Despite the high business quality, strong industry position and room for continued profitable growth, BLDR’s valuation implies little growth ahead at a trailing-twelve-month free cash flow yield of 10.0%. BLDR trades at a forward (FY27) EV/EBITDA multiple of 8.2x, while other leading distribution companies (FAST, FERG, GWW, WSO, POOL) trade between 12x and 23x next year’s EBITDA estimates.

How Management Allocates Capital

Management has four priorities – 1) Maintain a strong balance sheet with a leverage ratio between 1.0x and 2.0x EBITDA, 2) Grow organically, 3) Buy others, 4) Repurchase shares. Although leverage is currently above (2.7x) the upper end of management’s leverage target range, management remains committed to returning capital to shareholders and investing in growth.
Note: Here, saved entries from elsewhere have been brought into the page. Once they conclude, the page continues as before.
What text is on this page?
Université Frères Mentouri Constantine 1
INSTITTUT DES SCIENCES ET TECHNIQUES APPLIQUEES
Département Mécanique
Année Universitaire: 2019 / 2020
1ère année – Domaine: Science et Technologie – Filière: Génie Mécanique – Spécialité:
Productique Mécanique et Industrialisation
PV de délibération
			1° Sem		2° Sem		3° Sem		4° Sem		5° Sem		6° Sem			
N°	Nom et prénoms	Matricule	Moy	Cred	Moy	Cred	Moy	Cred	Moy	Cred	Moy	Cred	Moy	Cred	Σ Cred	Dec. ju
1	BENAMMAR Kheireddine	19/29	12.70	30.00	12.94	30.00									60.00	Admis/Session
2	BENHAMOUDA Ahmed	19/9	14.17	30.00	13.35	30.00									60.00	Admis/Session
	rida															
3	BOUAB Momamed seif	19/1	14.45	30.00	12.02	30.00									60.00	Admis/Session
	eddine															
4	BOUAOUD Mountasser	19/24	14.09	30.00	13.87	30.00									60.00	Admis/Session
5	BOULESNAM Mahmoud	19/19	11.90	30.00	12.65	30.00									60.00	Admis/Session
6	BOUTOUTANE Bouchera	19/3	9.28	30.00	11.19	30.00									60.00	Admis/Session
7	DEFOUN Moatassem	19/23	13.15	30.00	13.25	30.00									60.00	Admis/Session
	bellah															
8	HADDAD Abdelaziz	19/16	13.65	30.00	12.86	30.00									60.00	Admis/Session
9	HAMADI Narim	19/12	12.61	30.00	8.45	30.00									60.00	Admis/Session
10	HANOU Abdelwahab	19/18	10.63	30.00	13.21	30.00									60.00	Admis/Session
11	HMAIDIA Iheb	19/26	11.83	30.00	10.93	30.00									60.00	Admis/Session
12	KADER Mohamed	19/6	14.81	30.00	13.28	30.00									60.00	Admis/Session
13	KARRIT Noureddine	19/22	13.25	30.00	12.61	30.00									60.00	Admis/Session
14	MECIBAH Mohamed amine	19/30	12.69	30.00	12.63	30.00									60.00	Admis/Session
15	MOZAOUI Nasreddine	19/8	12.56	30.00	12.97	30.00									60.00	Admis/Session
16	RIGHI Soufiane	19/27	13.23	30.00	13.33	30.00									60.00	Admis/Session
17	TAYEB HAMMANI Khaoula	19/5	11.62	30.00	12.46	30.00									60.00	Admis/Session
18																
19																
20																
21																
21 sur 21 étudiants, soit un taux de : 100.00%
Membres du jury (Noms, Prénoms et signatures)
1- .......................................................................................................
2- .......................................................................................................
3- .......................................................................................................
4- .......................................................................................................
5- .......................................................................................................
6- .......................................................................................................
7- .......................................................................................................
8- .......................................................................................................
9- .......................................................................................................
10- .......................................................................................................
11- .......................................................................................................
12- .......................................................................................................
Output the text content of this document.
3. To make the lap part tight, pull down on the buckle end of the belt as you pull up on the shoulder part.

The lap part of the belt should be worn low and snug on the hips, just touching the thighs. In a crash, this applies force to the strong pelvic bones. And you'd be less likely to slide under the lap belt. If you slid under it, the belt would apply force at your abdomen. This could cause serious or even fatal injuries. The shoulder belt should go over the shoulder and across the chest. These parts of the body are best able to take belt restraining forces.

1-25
Of the $6.6B of capital deployed since the start of 2023, roughly 56% has gone toward share repurchases, representing approximately 22% of the average market cap over the same period, and BLDR had $500MM of remaining buyback authorization as of year-end (5.7% of market cap). Management has historically utilized M&A as an accelerator of the company’s growth strategy, completing 40 acquisitions since its merger with BMC in January 2021, accumulating $2.3B in annual revenue for the company, including 8 bolt-on acquisitions in 2025.


We originally posted our investment case for BLDR on February 6, 2024.